How to pre-pay your home loan to save on interest
Imagine this-you finally bought your dream house after spending months looking for the best bank for home loan. It’s a moment worth rejoicing and you’re moving into the new home. But at that very moment, you are struck by the thought that you also have to repay the loan through monthly EMIs. While it might not be a big deal for some people, for most Indians it can be a cumbersome process.
This is where prepaying your loan can make a lot of difference. Prepayment means paying off a portion of the outstanding loan before the due date.
Paying your easy home loan in advance not only helps you save on interest but also helps in closing the loan before the scheduled tenure. This means that you can become debt-free sooner than expected and have more disposable income to fulfill your other dreams. So, how can you prepay your home loan? There are many ways, but the most important thing is to make a commitment to yourself and your family. Make a plan, set a goal, and work towards it every day. It won’t be easy, but the rewards are worth it.
If you have some savings set aside, you can use them to prepay your home loan. While it may be tempting to use your savings for other expenses, prepaying your home loan can have a significant impact on your finances in the long run. Using your savings to prepay your home loan reduces the outstanding principal amount, which, in turn, reduces the interest payable. This can help you save a considerable amount of money on interest and also reduce your loan tenure.

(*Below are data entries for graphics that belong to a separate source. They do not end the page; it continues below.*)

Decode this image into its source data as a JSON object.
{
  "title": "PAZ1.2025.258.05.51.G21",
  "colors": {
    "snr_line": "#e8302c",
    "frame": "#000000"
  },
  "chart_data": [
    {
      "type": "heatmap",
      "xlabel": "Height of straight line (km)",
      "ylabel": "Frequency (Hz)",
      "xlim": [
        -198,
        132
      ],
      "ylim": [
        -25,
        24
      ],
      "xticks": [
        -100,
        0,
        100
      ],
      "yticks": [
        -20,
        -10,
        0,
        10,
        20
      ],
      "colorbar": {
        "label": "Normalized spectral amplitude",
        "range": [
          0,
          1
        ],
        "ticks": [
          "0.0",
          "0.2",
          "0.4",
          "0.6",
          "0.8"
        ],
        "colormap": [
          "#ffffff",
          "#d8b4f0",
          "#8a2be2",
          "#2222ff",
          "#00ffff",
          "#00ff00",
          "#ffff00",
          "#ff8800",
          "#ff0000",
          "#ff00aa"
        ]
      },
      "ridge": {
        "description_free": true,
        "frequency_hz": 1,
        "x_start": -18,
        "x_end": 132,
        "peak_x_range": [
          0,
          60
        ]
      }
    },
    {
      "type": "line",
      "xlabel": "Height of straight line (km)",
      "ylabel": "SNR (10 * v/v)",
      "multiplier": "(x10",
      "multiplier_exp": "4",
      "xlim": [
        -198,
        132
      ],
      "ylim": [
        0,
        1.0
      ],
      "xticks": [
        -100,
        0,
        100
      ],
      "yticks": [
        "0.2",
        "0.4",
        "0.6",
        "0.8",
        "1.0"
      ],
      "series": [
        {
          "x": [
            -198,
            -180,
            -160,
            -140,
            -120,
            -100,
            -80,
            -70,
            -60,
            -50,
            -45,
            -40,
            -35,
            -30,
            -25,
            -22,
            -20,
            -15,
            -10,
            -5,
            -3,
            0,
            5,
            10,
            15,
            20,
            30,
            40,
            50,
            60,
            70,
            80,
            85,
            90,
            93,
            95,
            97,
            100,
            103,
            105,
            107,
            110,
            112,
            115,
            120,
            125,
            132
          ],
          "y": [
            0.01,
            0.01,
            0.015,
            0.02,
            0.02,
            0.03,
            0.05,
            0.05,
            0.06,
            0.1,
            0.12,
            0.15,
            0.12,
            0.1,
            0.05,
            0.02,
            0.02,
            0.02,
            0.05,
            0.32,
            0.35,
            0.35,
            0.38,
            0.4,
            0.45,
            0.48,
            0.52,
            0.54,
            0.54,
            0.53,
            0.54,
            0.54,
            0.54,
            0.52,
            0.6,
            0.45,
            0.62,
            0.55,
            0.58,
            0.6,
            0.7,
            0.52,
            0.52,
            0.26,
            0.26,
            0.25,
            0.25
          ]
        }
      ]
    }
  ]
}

Apart from using your savings, you can also make periodic lump sum payments towards your home loan. For instance, if you receive a bonus or a lump sum payment from your employer, you can use that money to prepay your home loan. Making periodic lump sum payments reduces the outstanding principal amount and helps you save on interest. It also shortens the loan tenure and reduces the burden of debt. Suppose you currently have an outstanding balance of ₹ 50 lakhs on your home loan, with an interest rate of 9.40% and a remaining tenure of 15 years. In this scenario, making a partial prepayment of ₹ 7.5 lakhs can help you save a whopping ₹ 17.73 lakh in interest and enable you to pay off your loan nearly 4 years earlier, shortening the tenure to 11.4 years.

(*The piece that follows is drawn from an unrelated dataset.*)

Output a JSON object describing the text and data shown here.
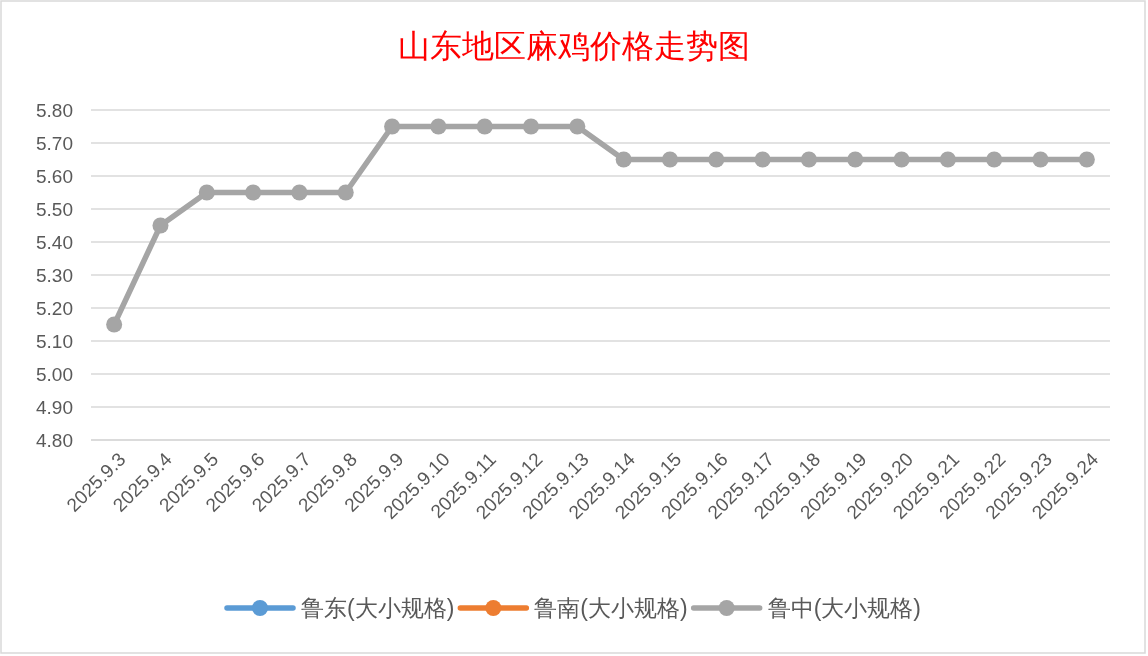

If you have a stable income and can afford to pay more towards your home loan, you can increase your EMI amount. Increasing your EMI amount means that you are paying more toward the principal amount, which reduces the interest payable. It also helps you to close the loan early and become debt-free sooner.
Refinancing your home loan means transferring your existing home loan to another bank that offers a lower interest rate. This can help you save a significant amount of money on interest over the loan tenure.
While refinancing your easy home loan involves some costs, such as processing fees and legal charges, the savings on interest can offset these costs in the long run.
In conclusion, buying your new house can seem challenging and far-fetched in the beginning. However, with banks like Karnataka Bank having your back, you can take that first step, make that commitment, and start working towards your goal today. Remember: your dream home is not just a building; it’s a place where you create memories, find solace, and feel a sense of belonging. And with a little bit of sacrifice, discipline, and perseverance, you can turn that dream into a reality.